Başbakan olarak verdiği ilk demeçte Avrupa Birliği ile Polonya’nın arasını düzelteceğini vurgulayan Tusk, aynı zamanda “karanlığı ve kötülüğü” defedeceğini de ifade etti. Tusk’ın burada karanlık ve kötülük olarak bahsettiği, hukukun üstünlüğünün altını oyan ve bu yüzden Polonya’nın AB fonlarına erişiminin dondurulmasına sebebiyet veren 8 yıllık PiS hükümeti ve devlet politikalarıydı.
Nitekim, her koldan tepki çeken bir hamle olsa da, Aralık ayının sonlarına doğru Tusk değişime hızlı bir el attı. PiS hükümeti süresince taraflı yayın yapması sebebiyle eleştirilen devlet televizyonu TVP’nin, Polonya’da kamu yayıncılığında tarafsızlığı geri getirmek için, yöneticileri ve yönetim kurulları görevlerinden uzaklaştırıldı. Tusk’ın bu hamlesini anti-demokratik bulan PiS lideri Jaroslaw Kaczynski ise TVP binasının önünde protestodaydı.

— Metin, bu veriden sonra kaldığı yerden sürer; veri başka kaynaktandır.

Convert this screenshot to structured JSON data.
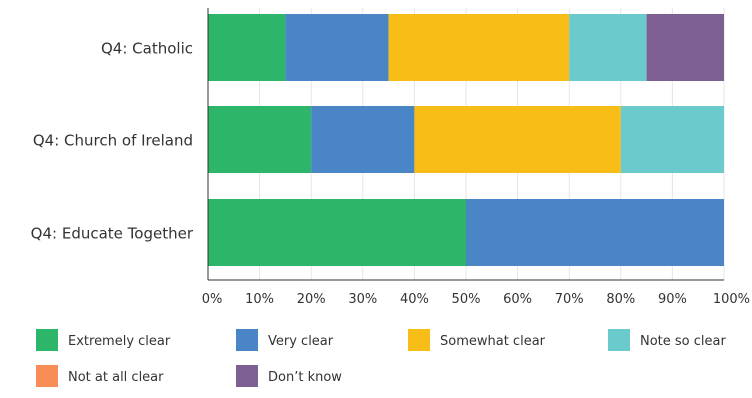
{
  "chart_data": {
    "type": "bar",
    "orientation": "horizontal",
    "stacked": true,
    "categories": [
      "Q4: Catholic",
      "Q4: Church of Ireland",
      "Q4: Educate Together"
    ],
    "series": [
      {
        "name": "Extremely clear",
        "color": "#2db56a",
        "values": [
          15,
          20,
          50
        ]
      },
      {
        "name": "Very clear",
        "color": "#4a86c5",
        "values": [
          20,
          20,
          50
        ]
      },
      {
        "name": "Somewhat clear",
        "color": "#f8be17",
        "values": [
          35,
          40,
          0
        ]
      },
      {
        "name": "Note so clear",
        "color": "#6bcacb",
        "values": [
          15,
          20,
          0
        ]
      },
      {
        "name": "Not at all clear",
        "color": "#f88d57",
        "values": [
          0,
          0,
          0
        ]
      },
      {
        "name": "Don’t know",
        "color": "#7d5f92",
        "values": [
          15,
          0,
          0
        ]
      }
    ],
    "xlim": [
      0,
      100
    ],
    "x_ticks": [
      "0%",
      "10%",
      "20%",
      "30%",
      "40%",
      "50%",
      "60%",
      "70%",
      "80%",
      "90%",
      "100%"
    ],
    "grid": true,
    "legend_position": "bottom"
  }
}
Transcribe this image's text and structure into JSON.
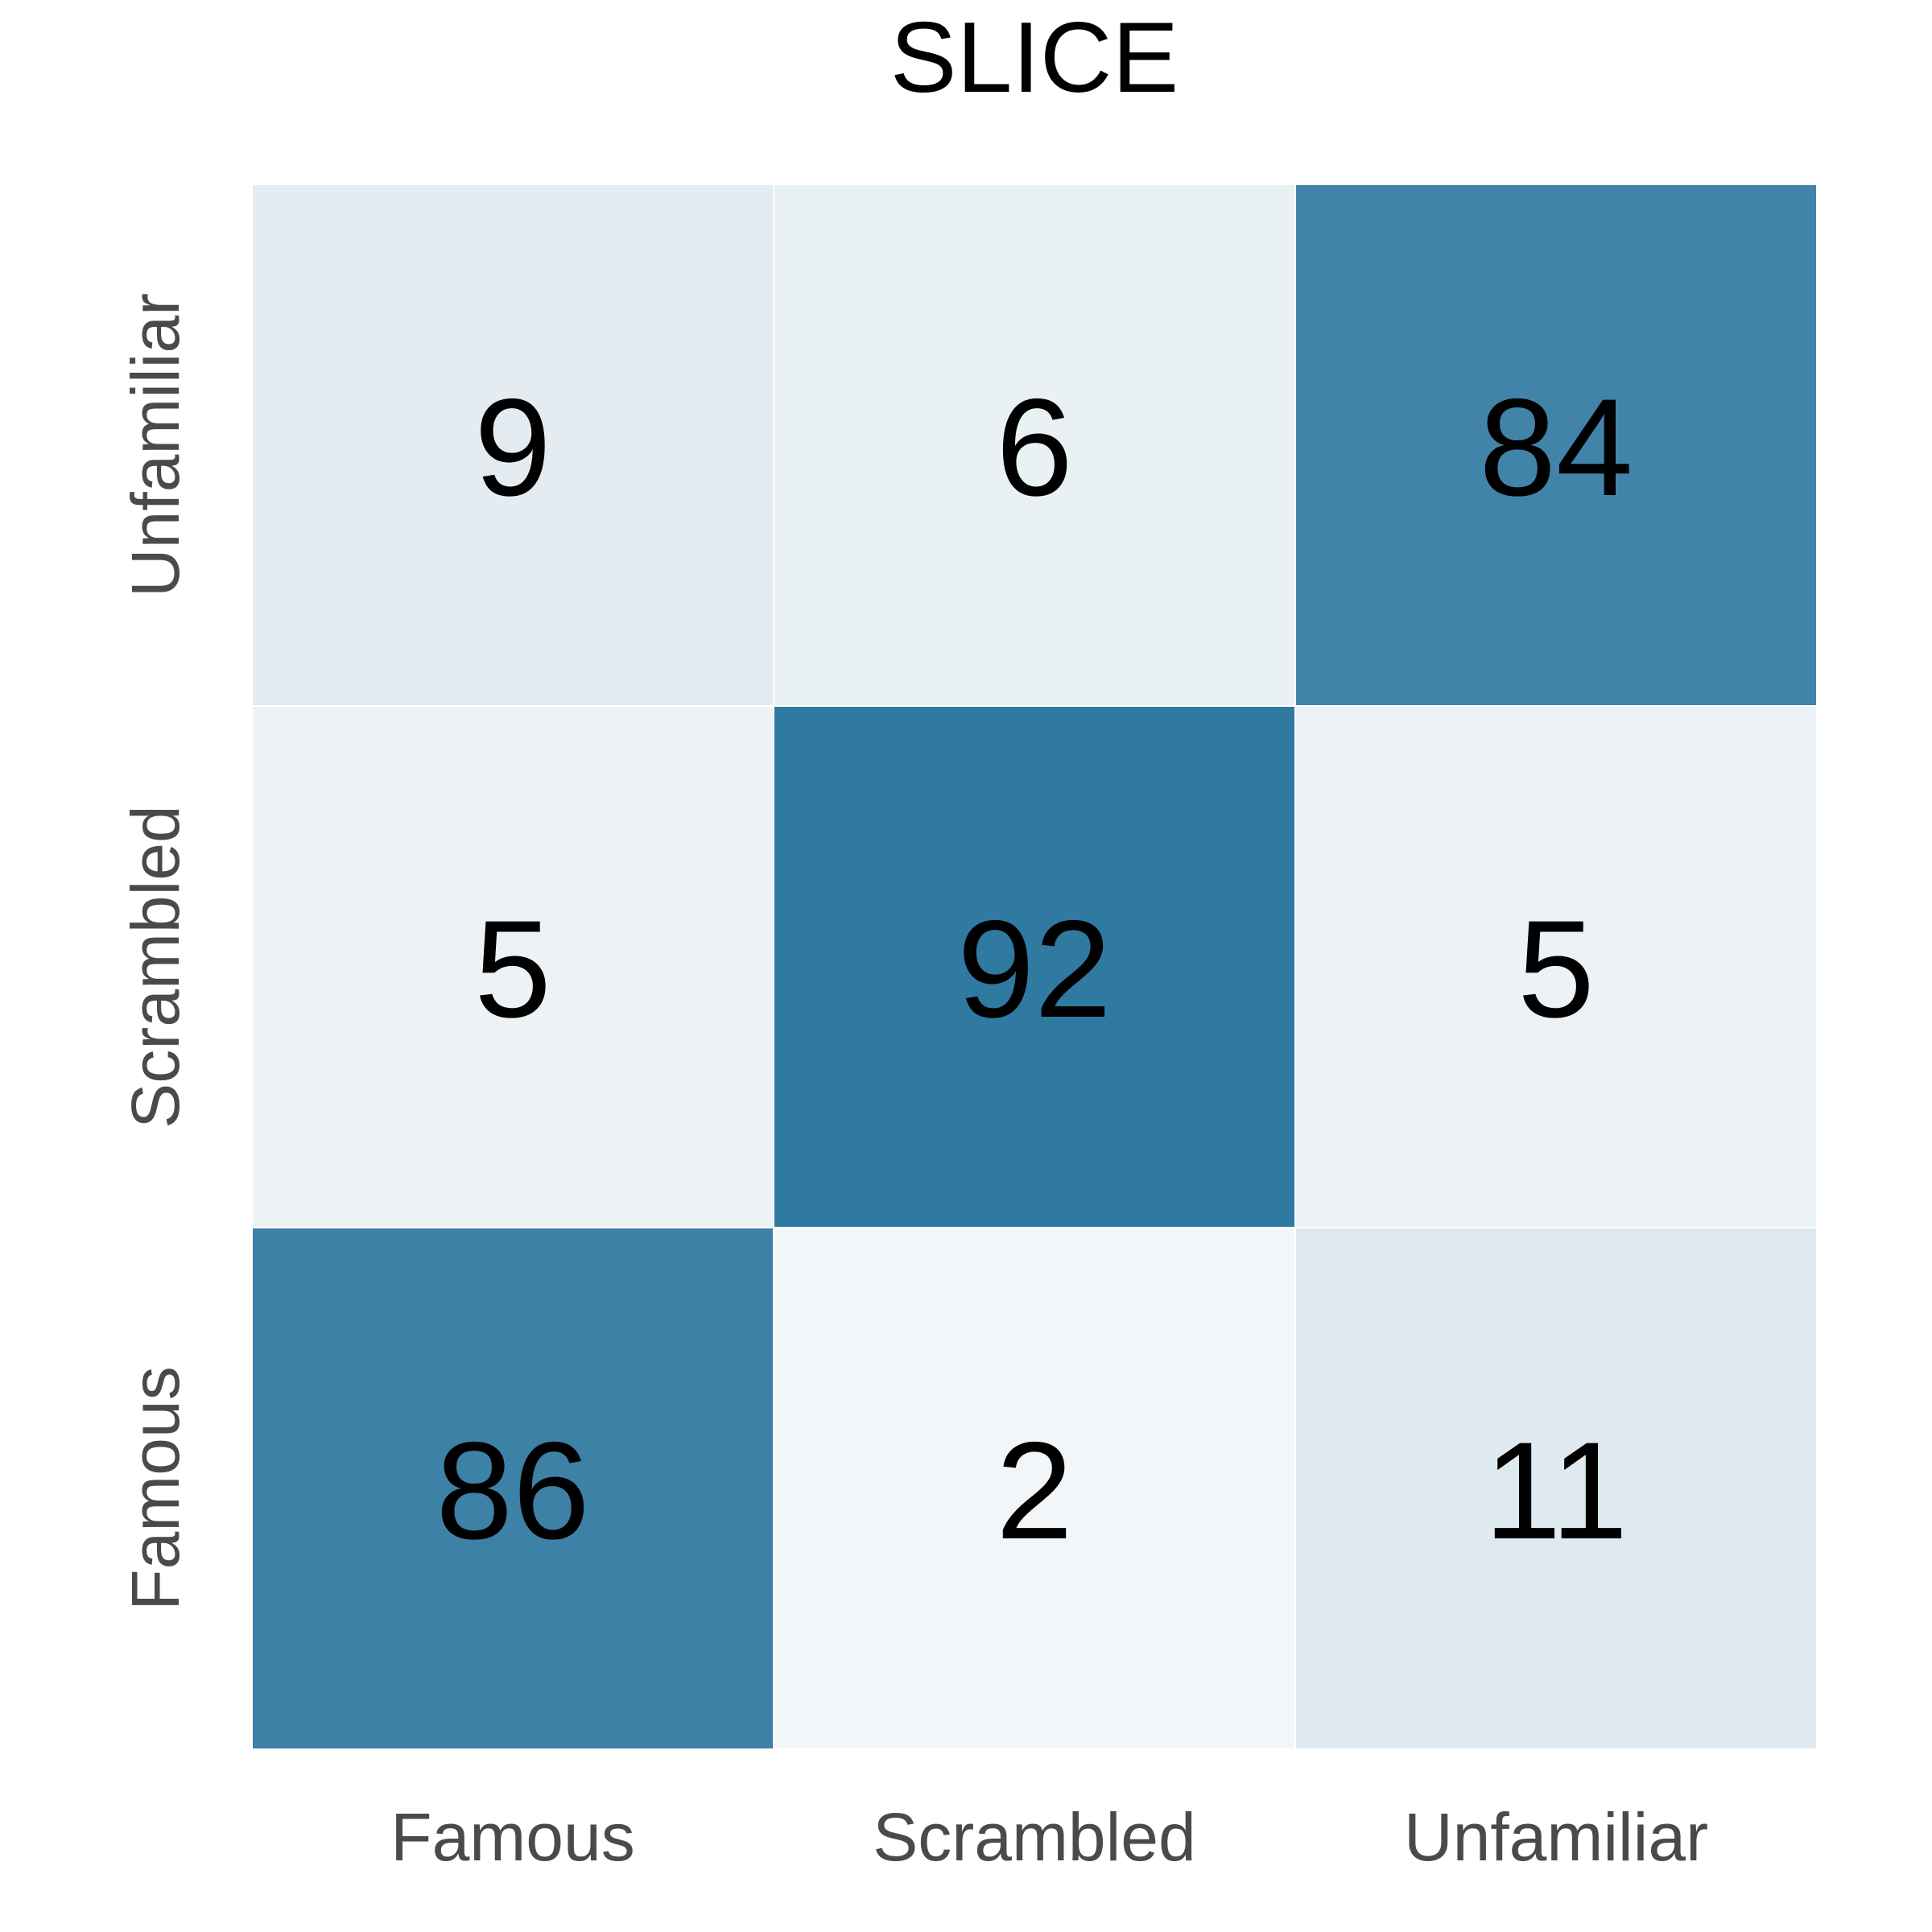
{
  "chart_data": {
    "type": "heatmap",
    "title": "SLICE",
    "xlabel": "",
    "ylabel": "",
    "x_categories": [
      "Famous",
      "Scrambled",
      "Unfamiliar"
    ],
    "y_categories": [
      "Famous",
      "Scrambled",
      "Unfamiliar"
    ],
    "y_order": "bottom-to-top",
    "values": [
      [
        86,
        2,
        11
      ],
      [
        5,
        92,
        5
      ],
      [
        9,
        6,
        84
      ]
    ],
    "value_range": [
      0,
      100
    ],
    "colormap": {
      "low": "#f7f9fb",
      "high": "#1f6e99"
    },
    "annotation_color": "#000000",
    "tick_label_color": "#4a4a4a",
    "colorbar": false
  }
}
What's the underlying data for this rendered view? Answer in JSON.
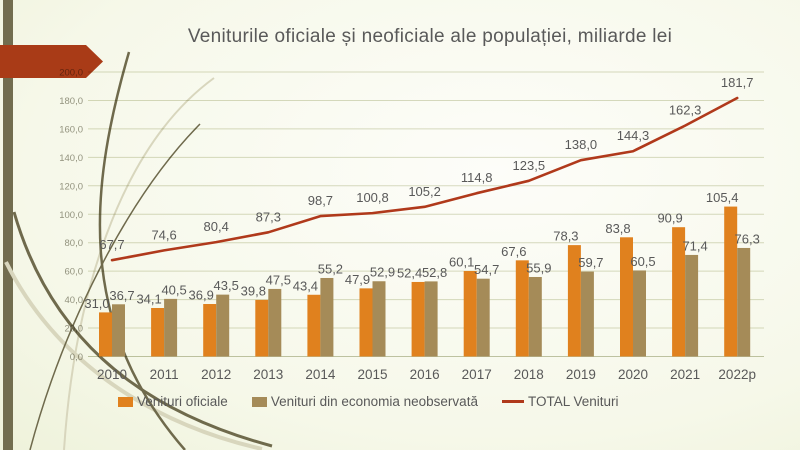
{
  "slide": {
    "title": "Veniturile oficiale și neoficiale ale populației, miliarde lei"
  },
  "chart_data": {
    "type": "bar",
    "title": "Veniturile oficiale și neoficiale ale populației, miliarde lei",
    "categories": [
      "2010",
      "2011",
      "2012",
      "2013",
      "2014",
      "2015",
      "2016",
      "2017",
      "2018",
      "2019",
      "2020",
      "2021",
      "2022p"
    ],
    "series": [
      {
        "name": "Venituri oficiale",
        "type": "bar",
        "color": "#E0811E",
        "values": [
          31.0,
          34.1,
          36.9,
          39.8,
          43.4,
          47.9,
          52.4,
          60.1,
          67.6,
          78.3,
          83.8,
          90.9,
          105.4
        ]
      },
      {
        "name": "Venituri din economia neobservată",
        "type": "bar",
        "color": "#A58B58",
        "values": [
          36.7,
          40.5,
          43.5,
          47.5,
          55.2,
          52.9,
          52.8,
          54.7,
          55.9,
          59.7,
          60.5,
          71.4,
          76.3
        ]
      },
      {
        "name": "TOTAL Venituri",
        "type": "line",
        "color": "#B0391B",
        "values": [
          67.7,
          74.6,
          80.4,
          87.3,
          98.7,
          100.8,
          105.2,
          114.8,
          123.5,
          138.0,
          144.3,
          162.3,
          181.7
        ]
      }
    ],
    "xlabel": "",
    "ylabel": "",
    "ylim": [
      0,
      200
    ],
    "ytick_step": 20,
    "y_tick_labels": [
      "0,0",
      "20,0",
      "40,0",
      "60,0",
      "80,0",
      "100,0",
      "120,0",
      "140,0",
      "160,0",
      "180,0",
      "200,0"
    ],
    "grid": true,
    "legend_position": "bottom",
    "decimal_separator": ",",
    "value_labels_shown": true
  },
  "decor": {
    "arrow_color": "#A93B17",
    "sidebar_color": "#726D4F",
    "curve_dark": "#6F6A4C",
    "curve_light": "#D8D6BD",
    "grid_color": "#D9DCC5",
    "axis_line_color": "#C3C7AC",
    "label_color": "#595959",
    "ytick_color": "#98978A"
  }
}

Hem halktan hem de muhalefetten tepki toplamakla kalmayan Tusk, aynı zamanda hükümeti de siyasi bir sürtüşmeye itti. PiS partisi çıkışlı ve 2015’ten beri Polonya Cumhurbaşkanı olan Andrzej Duda, Tusk’ın anayasal ilkeleri siyasi emelleri için hiçe saydığı gerekçesiyle TVP kararını eleştirmişti. Bu yüzden olacak ki Aralık ayının sonuna yaklaşırken Duda, hükümetin 2024 yılı için sunduğu kamu yayıncılığına ayıracağı 3 milyar zloti tutarındaki medya bütçesini reddedeceğini söylemişti.
Fakat yeni Tusk hükümetinin tek sorunu bu değil. Ukrayna-Polonya sınırında çiftçiler tekrar greve başlayarak sınır geçişlerini engelleme eylemlerinde tırcılara katıldı. Kasım ayında başlayıp 24 Aralık’ta son bulan grevin başlamasının sebebi Polonya’nın, kendi çiftçilerini Ukrayna’nın tahıl ithalatına karşı koruyamamasıydı. Tırcılar ise Ukraynalı tır şirketlerinin Avrupa Birliği içerisinde çalışmak için AB’den izin alması gerektiğini, bu gerçekleşmediği sürece Polonyalılar aleyhine haksız rekabet olduğunu ifade ediyor.
24 Aralık’ta Tarım Bakanı, mısır üretimi için sübvansiyon ve düşük tarım vergisi konusunda çiftçilerin isteklerini kabul ettiğini söylemiş ve bu yüzden çiftçiler grevi sonlandırmıştı. Ancak yeni yılın ilk günlerinde çiftçiler, hükümetin sözünü tutacağına güvenmeyerek Medyka-Shehyni geçidinde tırcıların devam ettiği yol kapatma grevine geri döndü.
Çiftçiler, yapılan anlaşmanın yazıya dökülüp taraflarca imzalanmasını istediklerini ve istekleri yerine getirilmemeye devam ederse 7 Şubat’a kadar sınırı kapatmaya devam edeceklerini belirttiler. Şu an saatte üç tırın geçilmesine izin verilirken, Tarım Bakanı anlaşmayı imzalayacaklarını ve anlaşmanın ilk uzlaşılan metinden pek farklı olmayacağını belirtti.
Tusk ile beraber Polonya’da değişim rüzgarları eserken eski hükümet ile yeni hükümetin arasındaki hamaset ve Ukrayna Savaşı’nın komşu Polonya üzerindeki etkileri konusunda Tusk’ın kendisini nasıl konumlandıracağı ise merak konusu.